Najważniejsza ofensywa, obok tej przeprowadzonej z Górnego Śląska, według niemieckiego planu agresji na Polskę (Plan „Biały”), zakładał, że rozpocznie się w Prusach Wschodnich w ogólnym kierunku na Warszawę. W 1939 r. polska Armia „Modlin” dowodzona przez gen. Emila Krukowicza-Przedrzymirskiego została przydzielona do obrony północnej granicy państwa.

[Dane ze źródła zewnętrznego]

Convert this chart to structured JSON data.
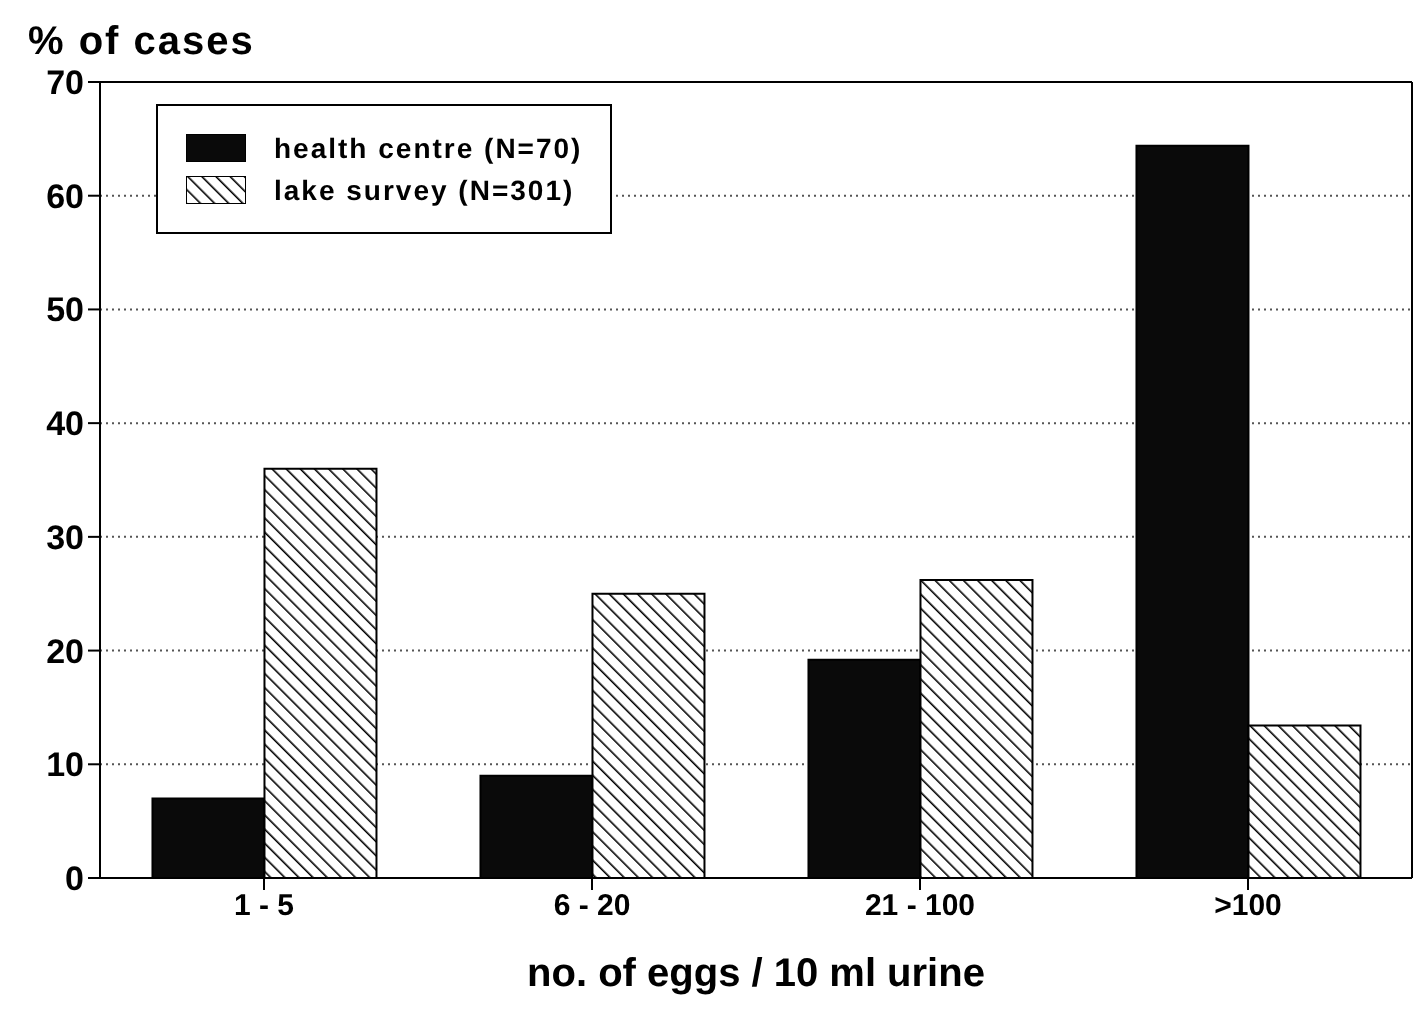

Została rozlokowana wzdłuż granicy z Prusami Wschodnimi, mając zatrzymać ewentualny atak niemiecki w kierunku Warszawy i Twierdzy Modlin[1].

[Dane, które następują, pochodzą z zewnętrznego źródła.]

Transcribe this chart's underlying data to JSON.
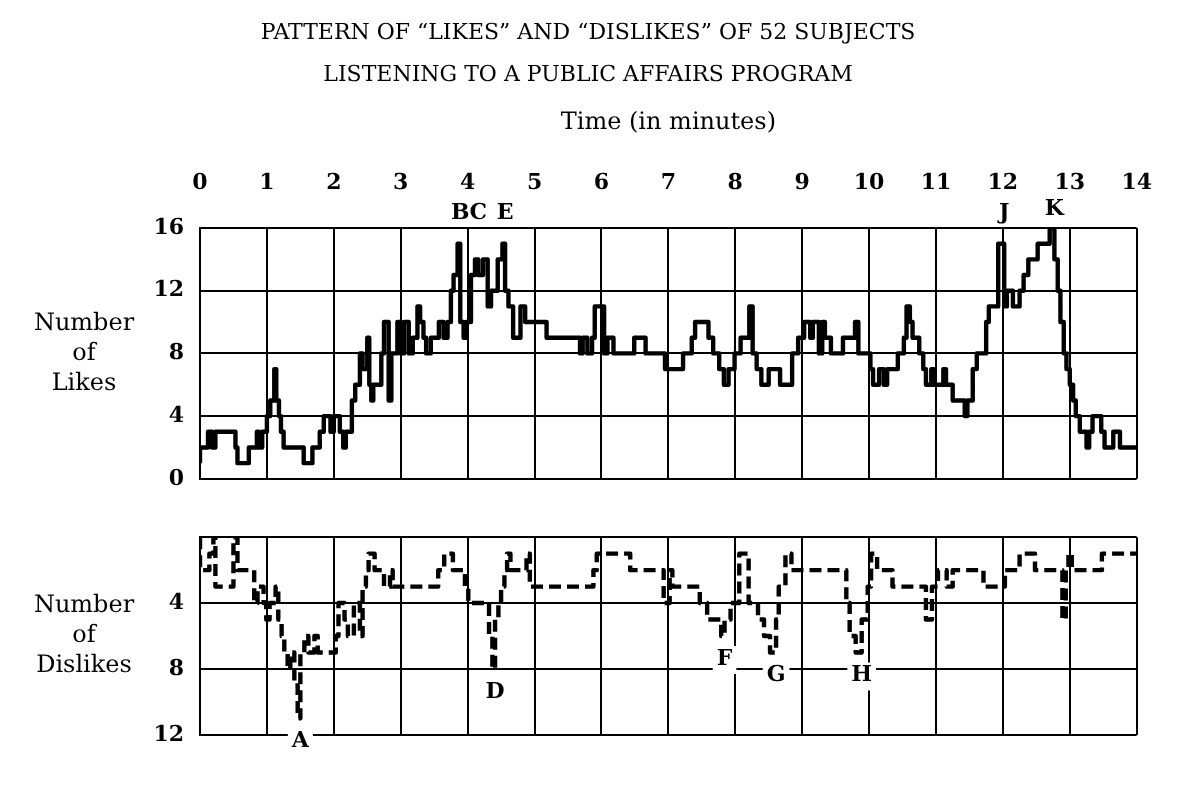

Przygotowania rejonu do obrony
Na krótko przed wojną zaczęto wzmacniać obronę, budując linię fortyfikacji polowych i żelbetowych schronów na północ od Mławy, w centrum pozycji Armii „Modlin”, w szczególności na kierunku mławskim.
Dowódca armii Modlin zdecydował się wysunąć obronę jak najdalej na północ i przyjąć rozstrzygającą bitwę nie na linii Narwi, Bugu i Wisły, lecz tuż przy granicy z Prusami Wschodnimi na linii Lidzbark – Mława – Krzynowłogi. Trzon obrony stanowiła 20 Dywizja Piechoty rozmieszczona na zawczasu przygotowanych i silnie umocnionych stanowiskach w rejonie Mławy (mobilizacja i przemieszczenie marzec 1939). Lewe skrzydło dywizji osłaniać miała Nowogrodzka Brygada Kawalerii (mobilizacja i przemieszczenie marzec 1939) oraz dozorować kierunek Lidzbark – Sierpc – Płock[2].

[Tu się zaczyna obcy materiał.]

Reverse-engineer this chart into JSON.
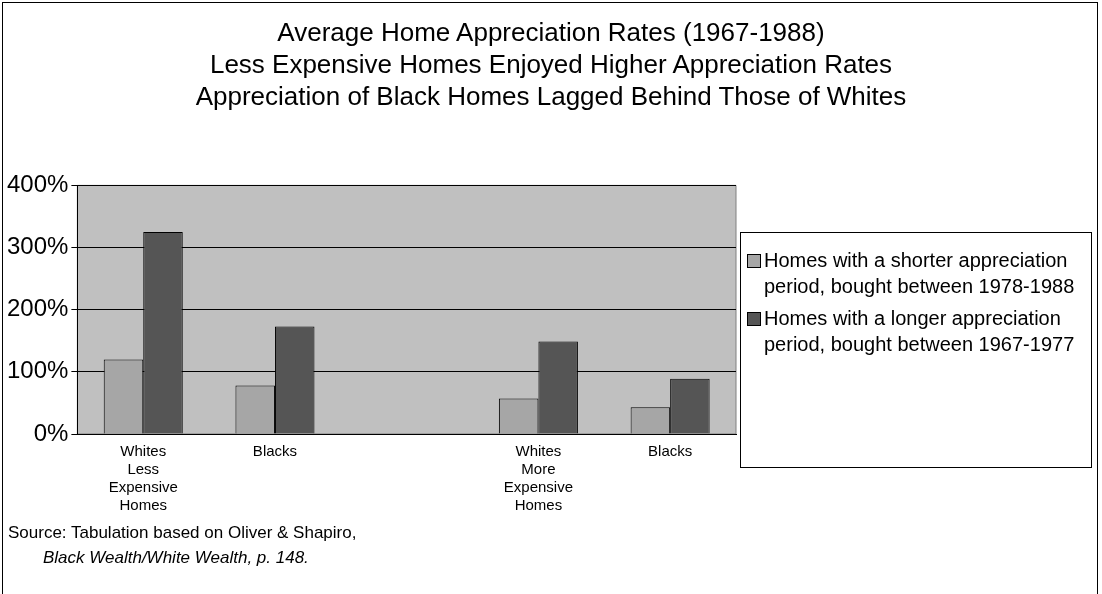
{
  "chart_data": {
    "type": "bar",
    "title": "Average Home Appreciation Rates (1967-1988)",
    "subtitle": "Less Expensive Homes Enjoyed Higher Appreciation Rates\nAppreciation of Black Homes Lagged Behind Those of Whites",
    "categories": [
      "Whites Less Expensive Homes",
      "Blacks",
      null,
      "Whites More Expensive Homes",
      "Blacks"
    ],
    "series": [
      {
        "name": "Homes with a shorter appreciation period, bought between 1978-1988",
        "color": "#a6a6a6",
        "values": [
          120,
          78,
          null,
          57,
          43
        ]
      },
      {
        "name": "Homes with a longer appreciation period, bought between 1967-1977",
        "color": "#555555",
        "values": [
          325,
          173,
          null,
          149,
          89
        ]
      }
    ],
    "ylim": [
      0,
      400
    ],
    "yticks": [
      {
        "value": 0,
        "label": "0%"
      },
      {
        "value": 100,
        "label": "100%"
      },
      {
        "value": 200,
        "label": "200%"
      },
      {
        "value": 300,
        "label": "300%"
      },
      {
        "value": 400,
        "label": "400%"
      }
    ],
    "grid": "y",
    "legend": "right",
    "annotations": [
      "Source: Tabulation based on Oliver & Shapiro,",
      "Black Wealth/White Wealth, p. 148."
    ]
  }
}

Mazowiecka Brygada Kawalerii osłaniała prawe skrzydło i dozorowała kierunki z Janowa i Chorzel na Krzynowłogi – Przasnysz i Krzynowłogi – Grodzisk – Ciechanów (mobilizacja i rozmieszczenie 24 sierpnia – 30 sierpnia 1939). Odwodowa 8 Dywizja Piechoty miała być rozmieszczona w rejonie Ciechanowa i być w gotowości do działań pod Mławą (dotarła w rejon ześrodkowania dopiero o świcie 3 września)[3]. W razie konieczności odejścia z pozycji mławskiej gen. Przedrzymirski zamierzał stawić przejściowy opór na dwu kolejnych liniach po Ciechanów, a następnie odskoczyć na linię Wisły[4][5].
1 września 1939
1 września 1939 r. Mazowiecka Brygada Kawalerii pod dowództwem płk dypl. Jana KarczaArmii „Modlin” broniła pozycji koło Mławy w kierunku na Przasnysz (prawe skrzydło reduty mławskiej), na który nacierała niemiecka 12 Dywizja Piechoty gen. por. Ludwiga von Leyena.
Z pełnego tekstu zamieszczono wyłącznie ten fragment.